黑眼镜咽下嘴里的,又喝了点冲冲味儿,抹了把嘴才说道:“我吃过的也是这苦味儿,但是没这么苦。”他刚刚有那么一瞬间,都回想起自己在异国他乡的苦涩了。还好也就这么一瞬间,等过些日子路过镇上,买点奶兑一兑就行了。
“对了。”张拂林想起什么连忙指着袋子说道,“他说里面有不苦的,你们找找看。
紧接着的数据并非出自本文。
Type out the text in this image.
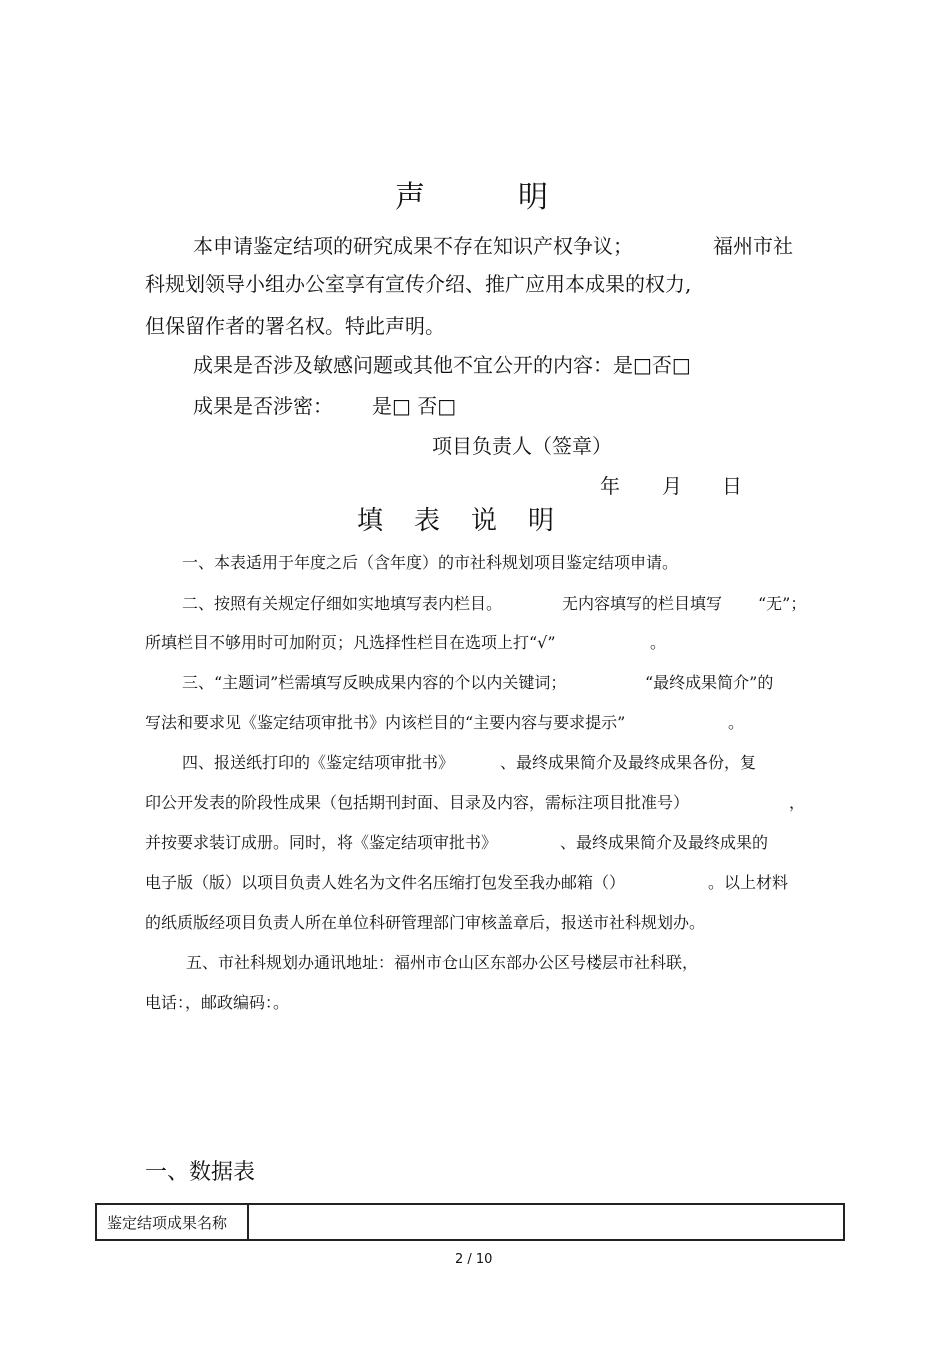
声	明
本申请鉴定结项的研究成果不存在知识产权争议；	福州市社
科规划领导小组办公室享有宣传介绍、推广应用本成果的权力,
但保留作者的署名权。特此声明。
成果是否涉及敏感问题或其他不宜公开的内容：是□否□
成果是否涉密： 是□ 否□
项目负责人（签章）
年 月 日
填 表 说 明
一、本表适用于年度之后（含年度）的市社科规划项目鉴定结项申请。
二、按照有关规定仔细如实地填写表内栏目。	无内容填写的栏目填写 “无”；
所填栏目不够用时可加附页；凡选择性栏目在选项上打“√”	。
三、“主题词”栏需填写反映成果内容的个以内关键词；	“最终成果简介”的
写法和要求见《鉴定结项审批书》内该栏目的“主要内容与要求提示”	。
四、报送纸打印的《鉴定结项审批书》	、最终成果简介及最终成果各份，复
印公开发表的阶段性成果（包括期刊封面、目录及内容，需标注项目批准号）	，
并按要求装订成册。同时，将《鉴定结项审批书》	、最终成果简介及最终成果的
电子版（版）以项目负责人姓名为文件名压缩打包发至我办邮箱（）	。以上材料
的纸质版经项目负责人所在单位科研管理部门审核盖章后，报送市社科规划办。
五、市社科规划办通讯地址：福州市仓山区东部办公区号楼层市社科联，
电话：，邮政编码：。
一、数据表
鉴定结项成果名称	
2 / 10
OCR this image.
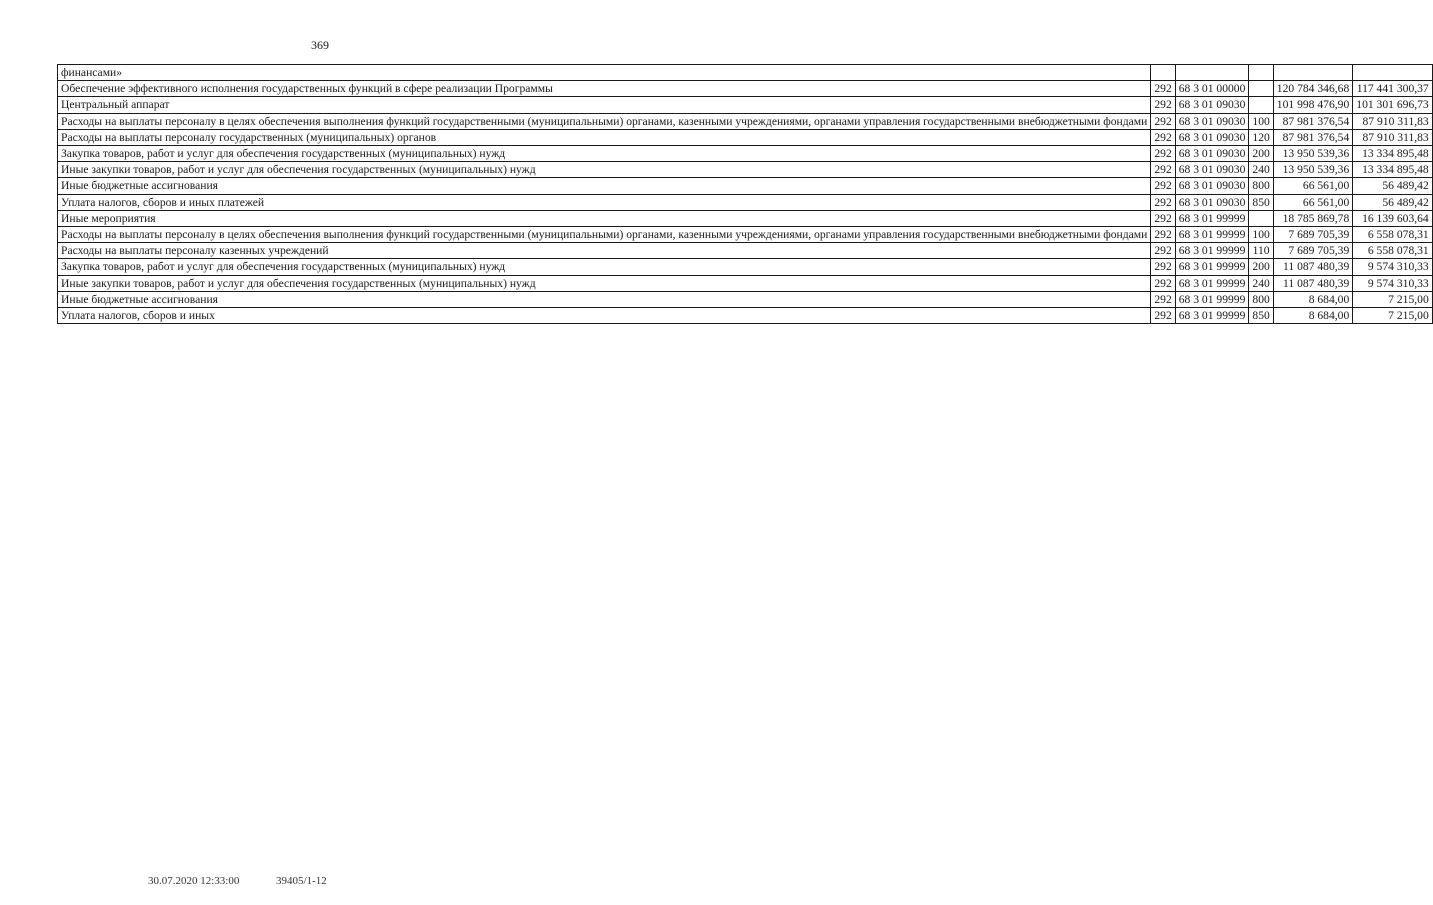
369
финансами»					
Обеспечение эффективного исполнения государственных функций в сфере реализации Программы	292	68 3 01 00000		120 784 346,68	117 441 300,37
Центральный аппарат	292	68 3 01 09030		101 998 476,90	101 301 696,73
Расходы на выплаты персоналу в целях обеспечения выполнения функций государственными (муниципальными) органами, казенными учреждениями, органами управления государственными внебюджетными фондами	292	68 3 01 09030	100	87 981 376,54	87 910 311,83
Расходы на выплаты персоналу государственных (муниципальных) органов	292	68 3 01 09030	120	87 981 376,54	87 910 311,83
Закупка товаров, работ и услуг для обеспечения государственных (муниципальных) нужд	292	68 3 01 09030	200	13 950 539,36	13 334 895,48
Иные закупки товаров, работ и услуг для обеспечения государственных (муниципальных) нужд	292	68 3 01 09030	240	13 950 539,36	13 334 895,48
Иные бюджетные ассигнования	292	68 3 01 09030	800	66 561,00	56 489,42
Уплата налогов, сборов и иных платежей	292	68 3 01 09030	850	66 561,00	56 489,42
Иные мероприятия	292	68 3 01 99999		18 785 869,78	16 139 603,64
Расходы на выплаты персоналу в целях обеспечения выполнения функций государственными (муниципальными) органами, казенными учреждениями, органами управления государственными внебюджетными фондами	292	68 3 01 99999	100	7 689 705,39	6 558 078,31
Расходы на выплаты персоналу казенных учреждений	292	68 3 01 99999	110	7 689 705,39	6 558 078,31
Закупка товаров, работ и услуг для обеспечения государственных (муниципальных) нужд	292	68 3 01 99999	200	11 087 480,39	9 574 310,33
Иные закупки товаров, работ и услуг для обеспечения государственных (муниципальных) нужд	292	68 3 01 99999	240	11 087 480,39	9 574 310,33
Иные бюджетные ассигнования	292	68 3 01 99999	800	8 684,00	7 215,00
Уплата налогов, сборов и иных	292	68 3 01 99999	850	8 684,00	7 215,00
30.07.2020 12:33:00	39405/1-12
”这要还是苦,那他这糖袋算是送砸了....
张起灵慢吞吞地翻找着,这玩意儿他老款新款他都没吃过,还是等瞎先吃。
黑眼镜仔细打量着每一颗的包装纸,说是包装纸,其实是普通油纸裹了裹,上面被盖上了...嗯,应该是店铺或者制作者的名字。其他的....还真就没有不一样的。
于是没办法,只能用最原始的办法,剥出来看颜色。
一颗,两颗,三颗....一直剥到第五颗的时候,总算看见了不那么黑的颜色。
黑眼镜看着这熟悉,但又不那么熟悉的巧克力,递到嘴巴前小小得咬了一口,微微抿了抿,嗯,确实没有这么苦了。但估计怕坏,加的也不是那么多。要是想吃到熟悉得味道,他还得自己加工加工。
看着对面装模作样的哑巴,恶作剧心起,一下子把剩下的塞进了嘴巴,边吃还点了点头,“这个加奶的好吃。”边说边控制自己不去看张起灵,生怕被瞧出破绽。
张起灵此时也正好剥到一颗不黑的,出于这玩意儿,自己第一次尝试,丝毫不在意对面黑眼镜如何赞扬,咬了一小口抿了抿,随即面无表情得咽了下去。
果然,他就不能在这方面相信对面的兄弟。
“哈哈哈哈。”
张拂林揽着白玛,看着对面被小官一脚蹬倒,还哈哈大笑的瞎瞎,也笑了起来。